Message par parisse » 21 mai 2010, 13:10

GillesH38 a écrit :euh d'accord mais moi je faisais la comparaison PO-RC, pas la comparaison avec la guerre de 45, qui relève effectivement d'un autre genre de problèmes. C'est toi qui as introduit cette comparaison.
Pas du tout, c'est toi qui a parle de
que se profile probablement le plus gros crash de l'histoire de l'humanité dans la décennie qui vient
Je pense qu'il faut raison garder, et qu'au cours de la decennie qui vient, nous ne vivrons tres probablement pas le plus gros crash de l'humanite.

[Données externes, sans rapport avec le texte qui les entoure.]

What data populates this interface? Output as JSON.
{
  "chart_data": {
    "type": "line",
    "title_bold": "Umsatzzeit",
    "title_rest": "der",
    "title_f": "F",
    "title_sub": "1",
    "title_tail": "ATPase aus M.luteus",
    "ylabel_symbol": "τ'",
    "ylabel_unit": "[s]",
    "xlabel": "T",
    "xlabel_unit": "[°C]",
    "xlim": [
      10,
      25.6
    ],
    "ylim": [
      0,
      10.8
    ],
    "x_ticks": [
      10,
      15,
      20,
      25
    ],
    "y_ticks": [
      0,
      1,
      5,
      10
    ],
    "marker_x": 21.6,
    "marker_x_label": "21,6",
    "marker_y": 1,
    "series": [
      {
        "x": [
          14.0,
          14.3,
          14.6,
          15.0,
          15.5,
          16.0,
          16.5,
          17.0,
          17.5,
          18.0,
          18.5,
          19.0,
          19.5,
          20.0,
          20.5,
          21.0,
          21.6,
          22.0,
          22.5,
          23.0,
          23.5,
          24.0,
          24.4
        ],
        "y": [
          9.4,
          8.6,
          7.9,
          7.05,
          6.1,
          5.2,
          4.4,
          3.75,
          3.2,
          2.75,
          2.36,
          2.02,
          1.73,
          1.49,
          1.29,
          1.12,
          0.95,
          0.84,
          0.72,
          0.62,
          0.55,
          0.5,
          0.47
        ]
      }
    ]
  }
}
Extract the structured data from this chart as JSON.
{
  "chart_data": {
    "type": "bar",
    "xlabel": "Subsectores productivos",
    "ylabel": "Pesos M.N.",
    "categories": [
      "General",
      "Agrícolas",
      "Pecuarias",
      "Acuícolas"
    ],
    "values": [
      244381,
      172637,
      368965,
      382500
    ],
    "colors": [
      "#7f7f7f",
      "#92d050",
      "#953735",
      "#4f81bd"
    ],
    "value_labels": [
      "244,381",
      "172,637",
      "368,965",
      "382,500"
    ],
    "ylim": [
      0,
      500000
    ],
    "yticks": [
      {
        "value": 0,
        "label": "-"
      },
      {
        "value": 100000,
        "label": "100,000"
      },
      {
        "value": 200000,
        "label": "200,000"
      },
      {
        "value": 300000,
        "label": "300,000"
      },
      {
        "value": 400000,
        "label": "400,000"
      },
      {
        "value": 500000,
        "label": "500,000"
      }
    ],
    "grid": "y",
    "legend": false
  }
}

Donc si tu reprends le discours sur le RC qui motive les diplomates, avec les possibles impacts sociaux, tu ne crois pas que exactement le même genre de problème peuvent se poser avec le PO, sans doute plus rapidement , et (selon moi) avec encore plus de gravité ? et que donc les diplomates devraient d'abord s'occuper de ça avant de disserter sur des conditions climatiques en 2050 ? (dont de toutes façons personne ne sait avec certitude ce qu'il faut faire en pratique pour les controler... )
J'ai toujours dit que j'etais d'accord la-dessus avec toi, le probleme du PO aura un fort impact au moins dans les 2 prochaines decennies, en tout cas largement plus fort que le RC a cette echeance. La ou on diverge c'est sur la strategie a adopter.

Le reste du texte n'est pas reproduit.